David Kaiser, physicist and science historian at MIT, to talk about Richard Feynman at the UAB


As part of the Feynman Year 2018, Kaiser will give a conference in "Following His Own Path: The Life and Science of Physicist Richard Feynman", on Wednesday 9 May at 12 noon at the conference hall of the Faculty of Sciences.


In commemoration of the birth centennial of physicist Richard P. Feynman on 11 May 1918, this year numerous activities are being held all over the world. Among them is the conference which will be offered by David Kaiser, physicist and science historian at MIT, on 9 May at 12 noon at the conference hall of the Faculty of Sciences, entitled "Following his own path: The Life and Science of Physicist Richard Feynman". The activity is part of a programme organised by the nanoscience and nanotechnology communication and dissemination group of the Catalan Association of Scientific Communication "EspaiNano".
The presentation will provide an introduction to the most important scientific contributions of "one of the most creative and influential physicists of the 20th century", according to Kaiser, who will place his efforts within the wider context of his life and time. Some of Feynman's formative experiences came during World War II, when he participated in the Los Alamos Laboratory of the Manhattan Project. After the war, Feynman completed a series of works that changed forever how physicists think about the natural world, from the "strange dance of quantum particles" to the mysterious behaviour of nuclear forces, extending even to the structure of space and time themselves.
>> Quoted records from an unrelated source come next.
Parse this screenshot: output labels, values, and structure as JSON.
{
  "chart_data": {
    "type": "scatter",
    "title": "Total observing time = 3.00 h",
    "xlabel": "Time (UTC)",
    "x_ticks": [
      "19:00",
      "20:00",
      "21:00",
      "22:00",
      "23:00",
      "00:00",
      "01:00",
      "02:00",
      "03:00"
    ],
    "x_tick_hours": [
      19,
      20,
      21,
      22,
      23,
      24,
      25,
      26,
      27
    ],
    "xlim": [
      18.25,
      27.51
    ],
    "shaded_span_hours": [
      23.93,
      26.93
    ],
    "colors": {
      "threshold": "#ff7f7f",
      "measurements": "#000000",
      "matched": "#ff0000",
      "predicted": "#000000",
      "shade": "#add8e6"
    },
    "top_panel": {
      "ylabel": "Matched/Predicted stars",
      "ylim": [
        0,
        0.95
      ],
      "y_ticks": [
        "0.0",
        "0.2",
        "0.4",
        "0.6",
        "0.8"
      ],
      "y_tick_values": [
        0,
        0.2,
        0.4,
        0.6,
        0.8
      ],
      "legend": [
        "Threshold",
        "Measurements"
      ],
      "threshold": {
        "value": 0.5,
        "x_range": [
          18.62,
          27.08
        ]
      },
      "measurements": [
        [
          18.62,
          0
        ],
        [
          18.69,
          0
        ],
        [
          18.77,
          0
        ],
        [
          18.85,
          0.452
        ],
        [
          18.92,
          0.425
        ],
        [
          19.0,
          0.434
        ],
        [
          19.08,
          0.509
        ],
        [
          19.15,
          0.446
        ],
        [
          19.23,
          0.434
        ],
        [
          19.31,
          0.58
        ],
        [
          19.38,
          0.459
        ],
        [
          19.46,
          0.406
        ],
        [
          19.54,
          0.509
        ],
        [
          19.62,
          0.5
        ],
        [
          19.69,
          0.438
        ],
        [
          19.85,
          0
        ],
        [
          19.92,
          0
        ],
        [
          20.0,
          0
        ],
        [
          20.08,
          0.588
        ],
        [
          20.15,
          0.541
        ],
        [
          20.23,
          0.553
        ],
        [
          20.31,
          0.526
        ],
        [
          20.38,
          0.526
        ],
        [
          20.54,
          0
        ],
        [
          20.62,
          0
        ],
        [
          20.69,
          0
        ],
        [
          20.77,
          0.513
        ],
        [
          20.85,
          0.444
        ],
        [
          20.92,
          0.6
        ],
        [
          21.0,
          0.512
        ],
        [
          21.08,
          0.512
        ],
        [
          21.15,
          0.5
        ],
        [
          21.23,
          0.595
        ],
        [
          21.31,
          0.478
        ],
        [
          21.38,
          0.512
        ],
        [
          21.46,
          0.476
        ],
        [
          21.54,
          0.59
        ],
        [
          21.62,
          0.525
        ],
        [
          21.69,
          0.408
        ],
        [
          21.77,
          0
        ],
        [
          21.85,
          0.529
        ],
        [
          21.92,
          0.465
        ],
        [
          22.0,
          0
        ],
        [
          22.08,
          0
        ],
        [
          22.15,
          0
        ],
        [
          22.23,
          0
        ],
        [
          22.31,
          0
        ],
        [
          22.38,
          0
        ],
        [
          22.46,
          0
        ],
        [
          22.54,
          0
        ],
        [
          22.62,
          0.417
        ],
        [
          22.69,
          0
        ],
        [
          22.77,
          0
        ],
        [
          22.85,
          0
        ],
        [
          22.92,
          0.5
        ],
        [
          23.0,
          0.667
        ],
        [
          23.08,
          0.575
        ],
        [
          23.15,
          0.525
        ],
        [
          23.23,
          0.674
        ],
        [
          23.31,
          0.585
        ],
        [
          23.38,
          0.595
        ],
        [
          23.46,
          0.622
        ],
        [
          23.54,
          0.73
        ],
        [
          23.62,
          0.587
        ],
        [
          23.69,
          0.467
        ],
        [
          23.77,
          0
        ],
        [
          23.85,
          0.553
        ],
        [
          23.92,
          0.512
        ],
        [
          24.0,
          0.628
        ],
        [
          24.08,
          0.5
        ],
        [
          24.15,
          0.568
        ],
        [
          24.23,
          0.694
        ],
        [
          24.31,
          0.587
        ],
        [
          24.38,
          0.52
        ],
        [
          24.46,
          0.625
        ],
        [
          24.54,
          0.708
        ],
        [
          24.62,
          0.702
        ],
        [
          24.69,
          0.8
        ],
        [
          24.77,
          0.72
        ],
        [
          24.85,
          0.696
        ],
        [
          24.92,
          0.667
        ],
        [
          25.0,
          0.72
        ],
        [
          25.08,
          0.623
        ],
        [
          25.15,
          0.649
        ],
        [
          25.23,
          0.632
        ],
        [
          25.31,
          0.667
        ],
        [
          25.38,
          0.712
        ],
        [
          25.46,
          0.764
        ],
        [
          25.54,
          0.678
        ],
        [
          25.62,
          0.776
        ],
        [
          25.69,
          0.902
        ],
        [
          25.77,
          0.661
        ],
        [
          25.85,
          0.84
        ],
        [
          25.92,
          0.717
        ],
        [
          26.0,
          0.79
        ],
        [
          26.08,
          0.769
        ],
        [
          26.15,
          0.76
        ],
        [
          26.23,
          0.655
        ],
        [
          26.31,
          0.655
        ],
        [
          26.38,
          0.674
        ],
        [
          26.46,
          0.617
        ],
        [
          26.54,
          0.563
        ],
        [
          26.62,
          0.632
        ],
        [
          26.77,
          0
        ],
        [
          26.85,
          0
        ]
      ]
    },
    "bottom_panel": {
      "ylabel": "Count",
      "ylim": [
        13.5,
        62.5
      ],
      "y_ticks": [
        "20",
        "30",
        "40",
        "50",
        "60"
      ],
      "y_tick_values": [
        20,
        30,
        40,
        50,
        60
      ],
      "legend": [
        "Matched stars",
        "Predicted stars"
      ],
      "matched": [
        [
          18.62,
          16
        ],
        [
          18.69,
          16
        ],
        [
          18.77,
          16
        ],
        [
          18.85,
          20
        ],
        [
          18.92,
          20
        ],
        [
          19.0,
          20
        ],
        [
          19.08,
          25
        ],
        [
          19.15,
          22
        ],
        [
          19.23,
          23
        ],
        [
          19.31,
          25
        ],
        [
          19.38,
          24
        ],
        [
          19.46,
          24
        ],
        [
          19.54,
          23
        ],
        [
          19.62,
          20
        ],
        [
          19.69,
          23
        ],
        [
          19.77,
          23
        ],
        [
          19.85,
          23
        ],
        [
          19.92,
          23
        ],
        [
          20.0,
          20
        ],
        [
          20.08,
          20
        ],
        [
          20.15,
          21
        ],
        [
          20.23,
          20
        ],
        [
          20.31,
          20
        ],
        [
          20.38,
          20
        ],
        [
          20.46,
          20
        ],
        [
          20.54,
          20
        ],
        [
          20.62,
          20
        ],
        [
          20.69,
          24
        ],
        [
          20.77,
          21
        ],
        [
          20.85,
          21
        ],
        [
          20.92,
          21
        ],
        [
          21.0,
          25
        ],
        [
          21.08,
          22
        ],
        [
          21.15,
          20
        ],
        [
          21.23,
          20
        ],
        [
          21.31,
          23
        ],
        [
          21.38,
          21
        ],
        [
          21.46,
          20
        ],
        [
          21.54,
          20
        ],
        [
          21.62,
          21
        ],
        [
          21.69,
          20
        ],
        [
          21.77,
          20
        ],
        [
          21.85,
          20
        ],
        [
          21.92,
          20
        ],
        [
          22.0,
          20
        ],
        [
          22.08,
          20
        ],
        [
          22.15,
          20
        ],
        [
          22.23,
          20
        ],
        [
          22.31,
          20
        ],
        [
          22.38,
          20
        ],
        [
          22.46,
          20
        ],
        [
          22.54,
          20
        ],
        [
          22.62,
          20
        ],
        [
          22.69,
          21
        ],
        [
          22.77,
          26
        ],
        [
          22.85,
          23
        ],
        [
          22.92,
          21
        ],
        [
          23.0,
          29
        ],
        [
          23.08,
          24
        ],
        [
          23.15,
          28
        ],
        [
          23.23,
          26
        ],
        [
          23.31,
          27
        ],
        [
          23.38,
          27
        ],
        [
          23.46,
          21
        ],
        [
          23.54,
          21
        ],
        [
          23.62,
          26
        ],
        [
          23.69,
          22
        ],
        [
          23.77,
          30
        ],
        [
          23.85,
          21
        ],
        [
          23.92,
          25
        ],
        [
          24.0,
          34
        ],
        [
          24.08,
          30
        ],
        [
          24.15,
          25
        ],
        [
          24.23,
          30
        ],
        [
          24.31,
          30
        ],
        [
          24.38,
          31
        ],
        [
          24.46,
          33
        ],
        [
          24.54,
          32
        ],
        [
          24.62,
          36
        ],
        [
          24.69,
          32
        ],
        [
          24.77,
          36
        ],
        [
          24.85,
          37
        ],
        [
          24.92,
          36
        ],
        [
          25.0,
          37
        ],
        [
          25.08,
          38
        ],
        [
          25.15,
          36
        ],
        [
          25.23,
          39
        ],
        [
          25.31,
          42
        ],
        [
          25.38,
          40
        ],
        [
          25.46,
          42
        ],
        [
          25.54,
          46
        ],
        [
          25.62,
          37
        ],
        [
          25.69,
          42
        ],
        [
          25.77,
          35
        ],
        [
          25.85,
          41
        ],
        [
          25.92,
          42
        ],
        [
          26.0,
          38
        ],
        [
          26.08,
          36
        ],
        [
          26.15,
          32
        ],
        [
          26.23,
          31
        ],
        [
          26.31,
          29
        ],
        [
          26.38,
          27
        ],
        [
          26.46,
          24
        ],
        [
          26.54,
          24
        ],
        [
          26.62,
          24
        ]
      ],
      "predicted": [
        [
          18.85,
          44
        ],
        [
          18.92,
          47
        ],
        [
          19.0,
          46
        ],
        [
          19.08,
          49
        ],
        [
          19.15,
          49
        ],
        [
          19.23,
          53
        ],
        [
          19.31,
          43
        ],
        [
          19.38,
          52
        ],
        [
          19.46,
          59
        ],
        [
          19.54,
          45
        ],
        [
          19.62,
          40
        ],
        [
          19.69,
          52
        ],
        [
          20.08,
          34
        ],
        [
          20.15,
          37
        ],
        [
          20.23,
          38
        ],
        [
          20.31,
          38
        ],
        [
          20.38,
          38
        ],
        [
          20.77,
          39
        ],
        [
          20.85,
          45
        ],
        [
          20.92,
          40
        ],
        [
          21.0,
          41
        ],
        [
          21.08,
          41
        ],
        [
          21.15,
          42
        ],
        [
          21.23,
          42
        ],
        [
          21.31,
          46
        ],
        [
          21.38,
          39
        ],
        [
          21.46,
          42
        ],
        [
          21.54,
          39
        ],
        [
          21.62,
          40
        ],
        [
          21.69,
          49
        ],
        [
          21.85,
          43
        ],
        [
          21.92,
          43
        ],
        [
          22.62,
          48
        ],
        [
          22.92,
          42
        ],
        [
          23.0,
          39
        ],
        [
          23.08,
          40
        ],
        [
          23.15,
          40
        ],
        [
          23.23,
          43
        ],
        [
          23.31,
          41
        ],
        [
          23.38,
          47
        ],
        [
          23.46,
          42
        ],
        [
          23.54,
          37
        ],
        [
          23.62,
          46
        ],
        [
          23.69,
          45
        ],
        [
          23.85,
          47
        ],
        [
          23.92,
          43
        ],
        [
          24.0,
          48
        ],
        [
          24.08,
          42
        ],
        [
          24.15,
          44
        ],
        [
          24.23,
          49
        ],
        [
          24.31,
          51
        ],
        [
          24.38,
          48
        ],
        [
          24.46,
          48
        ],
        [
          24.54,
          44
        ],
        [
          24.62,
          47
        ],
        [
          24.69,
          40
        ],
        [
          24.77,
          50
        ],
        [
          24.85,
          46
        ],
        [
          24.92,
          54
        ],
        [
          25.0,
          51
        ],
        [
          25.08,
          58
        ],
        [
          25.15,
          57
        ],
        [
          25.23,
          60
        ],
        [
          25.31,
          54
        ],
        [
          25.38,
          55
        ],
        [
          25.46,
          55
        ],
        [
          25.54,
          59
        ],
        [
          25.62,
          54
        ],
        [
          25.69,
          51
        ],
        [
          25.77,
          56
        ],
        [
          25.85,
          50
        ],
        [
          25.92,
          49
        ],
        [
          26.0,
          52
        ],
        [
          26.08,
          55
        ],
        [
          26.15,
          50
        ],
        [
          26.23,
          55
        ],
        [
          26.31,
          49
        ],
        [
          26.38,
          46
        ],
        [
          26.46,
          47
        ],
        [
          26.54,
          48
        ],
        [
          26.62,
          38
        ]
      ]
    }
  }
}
Famous for his engaging lecture style, Feynman became a renowned textbook author and popular writer as well.
David Kaiser is Germeshausen Professor of the History of Science and Professor of Physics at the Massachusetts Institute of Technology. His award-winning books include 'Drawing Theories Apart: The Dispersion of Feynman diagrams in Postwar Physics' (2005), which traces how Richard Feynman's idiosyncratic approach to quantum theory became mainstream, and 'How the Hippies Saved Physics: Science, Counterculture, and the Quantum Revival' (2011), which focuses on physicists' efforts to understand strange phenomena like quantum entanglement. He co-directs a research group in early-universe cosmology within MIT's Center for Theoretical Physics, and also helps to lead an international collaboration conducting new experiments to explore the foundations of quantum theory. A Fellow of the American Physical Society, Dr Kaiser has received MIT's highest awards for excellence in teaching. His work has been featured in Science, Nature, the New York Times, and the New Yorker magazine, as well as on NOVA television programs, National Public Radio, and the BBC.